The most widely used clinical method is a DEXA scan (dual-energy X-ray absorptiometry). You lie on a table for about 10 minutes while a low-dose X-ray beam passes over your body. The scan separates your weight into three compartments: bone mineral, lean soft tissue, and fat. It also breaks the results down by body region, so you can see how much lean mass is in your arms, legs, and trunk individually.

DEXA is considered a reference standard, but it’s not perfect. Research comparing DEXA to more complex four-compartment models (which combine multiple measurement techniques) found a margin of error around 5 percentage points for body fat estimates in older adults. Consistency matters too. Different scan settings on the same machine can produce different results, so if you’re tracking changes over time, make sure the same scan mode is used at each visit. A single DEXA scan typically costs between $50 and $150 out of pocket at imaging centers or fitness-oriented clinics.

Typical Lean Mass by Age and Sex

Knowing your lean body mass number is more useful when you can compare it to a reference range. A large study of over 18,000 Brazilian adults measured muscle mass (the dominant component of lean mass) and broke the results down by age and sex. Here are the median (50th percentile) values for muscle mass alone:

  • Men aged 18–29: 34.7 kg
  • Men aged 40–49: 36.8 kg
  • Men aged 60–69: 33.3 kg
  • Men aged 80+: 26.5 kg
  • Women aged 18–29: 24.6 kg
  • Women aged 40–49: 25.2 kg
  • Women aged 60–69: 23.5 kg
  • Women aged 80+: 22.9 kg

A few patterns stand out. Men carry roughly 10 kg more muscle mass than women at every age. Both sexes peak in their 30s and 40s, then decline steadily. By age 80, men lose about 10 kg of muscle compared to their peak, while women lose about 2–3 kg. This age-related muscle loss, called sarcopenia, is one of the main reasons clinicians track lean mass in older adults.

Keep in mind these are muscle mass values only, not total lean body mass (which also includes organs, bone, and water). Your total lean mass will be substantially higher than these numbers. Still, the trends give you a sense of where you stand relative to your age group.

Why Your Lean Body Mass Matters

Beyond fitness goals, lean body mass plays a direct role in how your body handles medications. Fat tissue has very little metabolic activity, so for many drugs, it’s your lean mass that determines how quickly the medication is processed and cleared. This is especially relevant for people with obesity, where dosing based on total body weight can lead to too much drug in the system.

Clinicians adjust doses based on lean body weight for a range of medications, including certain pain relievers, anesthetics, blood thinners, and antibiotics. One well-documented example involves the blood thinner enoxaparin: its standard dose is based on total body weight, but in people with obesity this produces dangerously high levels. A dose calculated from lean body weight instead has been proposed as a safer alternative.
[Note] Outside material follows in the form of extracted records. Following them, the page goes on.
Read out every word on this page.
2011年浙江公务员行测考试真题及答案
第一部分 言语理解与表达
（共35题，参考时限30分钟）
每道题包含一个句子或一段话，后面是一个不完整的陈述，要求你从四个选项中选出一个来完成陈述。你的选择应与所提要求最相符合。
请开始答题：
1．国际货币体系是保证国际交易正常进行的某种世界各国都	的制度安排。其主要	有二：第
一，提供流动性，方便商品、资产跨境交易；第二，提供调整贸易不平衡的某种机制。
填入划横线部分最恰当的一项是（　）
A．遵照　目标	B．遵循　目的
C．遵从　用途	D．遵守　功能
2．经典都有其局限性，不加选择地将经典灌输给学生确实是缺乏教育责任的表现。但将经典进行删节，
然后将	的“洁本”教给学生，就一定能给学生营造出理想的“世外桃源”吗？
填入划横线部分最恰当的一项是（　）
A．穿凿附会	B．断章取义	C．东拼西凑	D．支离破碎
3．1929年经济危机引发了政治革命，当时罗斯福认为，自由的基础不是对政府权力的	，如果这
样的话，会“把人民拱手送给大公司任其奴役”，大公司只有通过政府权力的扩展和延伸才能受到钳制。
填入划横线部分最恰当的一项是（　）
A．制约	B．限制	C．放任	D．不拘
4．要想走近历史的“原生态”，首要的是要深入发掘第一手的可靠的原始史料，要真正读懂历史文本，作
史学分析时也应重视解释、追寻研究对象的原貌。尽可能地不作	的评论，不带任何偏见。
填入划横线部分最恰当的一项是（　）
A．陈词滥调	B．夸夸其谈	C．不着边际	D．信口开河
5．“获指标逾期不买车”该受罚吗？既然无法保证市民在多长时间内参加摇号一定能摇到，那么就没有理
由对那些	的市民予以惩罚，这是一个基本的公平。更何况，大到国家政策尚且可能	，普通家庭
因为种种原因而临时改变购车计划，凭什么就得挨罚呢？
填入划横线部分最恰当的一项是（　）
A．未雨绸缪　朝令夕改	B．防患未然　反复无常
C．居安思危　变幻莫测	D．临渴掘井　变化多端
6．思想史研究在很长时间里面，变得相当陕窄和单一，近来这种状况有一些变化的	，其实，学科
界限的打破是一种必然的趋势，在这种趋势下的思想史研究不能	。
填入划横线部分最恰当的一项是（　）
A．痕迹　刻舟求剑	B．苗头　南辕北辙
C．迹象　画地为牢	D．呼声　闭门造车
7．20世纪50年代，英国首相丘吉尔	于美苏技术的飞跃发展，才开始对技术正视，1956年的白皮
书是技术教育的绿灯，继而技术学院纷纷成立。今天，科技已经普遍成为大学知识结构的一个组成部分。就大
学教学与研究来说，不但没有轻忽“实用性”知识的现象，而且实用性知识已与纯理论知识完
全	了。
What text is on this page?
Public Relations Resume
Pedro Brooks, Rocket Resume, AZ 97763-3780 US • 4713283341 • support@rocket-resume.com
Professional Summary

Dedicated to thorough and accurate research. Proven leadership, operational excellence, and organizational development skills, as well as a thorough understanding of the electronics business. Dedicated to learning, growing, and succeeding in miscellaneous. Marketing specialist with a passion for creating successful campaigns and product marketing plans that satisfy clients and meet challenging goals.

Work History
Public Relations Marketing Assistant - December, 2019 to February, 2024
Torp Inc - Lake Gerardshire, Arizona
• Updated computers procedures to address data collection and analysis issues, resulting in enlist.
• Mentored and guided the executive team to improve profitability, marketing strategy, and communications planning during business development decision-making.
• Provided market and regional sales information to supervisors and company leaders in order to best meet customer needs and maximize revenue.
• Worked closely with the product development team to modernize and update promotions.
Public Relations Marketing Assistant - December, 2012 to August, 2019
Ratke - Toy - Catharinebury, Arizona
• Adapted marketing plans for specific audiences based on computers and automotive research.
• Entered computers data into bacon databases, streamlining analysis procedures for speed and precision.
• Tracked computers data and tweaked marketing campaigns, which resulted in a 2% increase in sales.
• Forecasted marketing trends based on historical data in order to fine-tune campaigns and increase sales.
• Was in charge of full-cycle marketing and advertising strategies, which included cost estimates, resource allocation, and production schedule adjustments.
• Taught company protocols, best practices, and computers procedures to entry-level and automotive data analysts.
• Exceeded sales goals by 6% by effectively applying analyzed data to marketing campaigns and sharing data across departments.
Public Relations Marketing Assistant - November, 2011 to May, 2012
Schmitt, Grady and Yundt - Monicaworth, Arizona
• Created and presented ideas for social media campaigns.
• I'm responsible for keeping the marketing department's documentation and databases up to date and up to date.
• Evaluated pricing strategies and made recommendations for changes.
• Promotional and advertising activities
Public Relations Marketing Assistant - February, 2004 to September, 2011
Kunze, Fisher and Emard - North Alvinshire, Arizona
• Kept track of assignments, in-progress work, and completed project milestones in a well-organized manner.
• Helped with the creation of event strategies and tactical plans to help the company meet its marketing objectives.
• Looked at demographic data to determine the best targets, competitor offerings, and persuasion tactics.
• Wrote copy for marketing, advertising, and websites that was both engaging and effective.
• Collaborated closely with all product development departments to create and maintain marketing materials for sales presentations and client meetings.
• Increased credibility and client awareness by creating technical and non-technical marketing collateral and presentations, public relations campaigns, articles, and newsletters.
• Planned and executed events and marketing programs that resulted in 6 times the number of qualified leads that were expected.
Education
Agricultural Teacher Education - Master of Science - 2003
If you’re having surgery or starting a new medication and you carry significant extra weight, your lean body mass estimate can be a genuinely useful number to have.

For everyday health, your lean body mass is a better indicator of your metabolic rate than your total weight. Muscle tissue burns more calories at rest than fat tissue does, which is why two people at the same weight can have very different calorie needs. Tracking lean mass over time, rather than just total weight, also helps you distinguish between fat loss and muscle loss during a diet, or confirm that a strength training program is actually building tissue.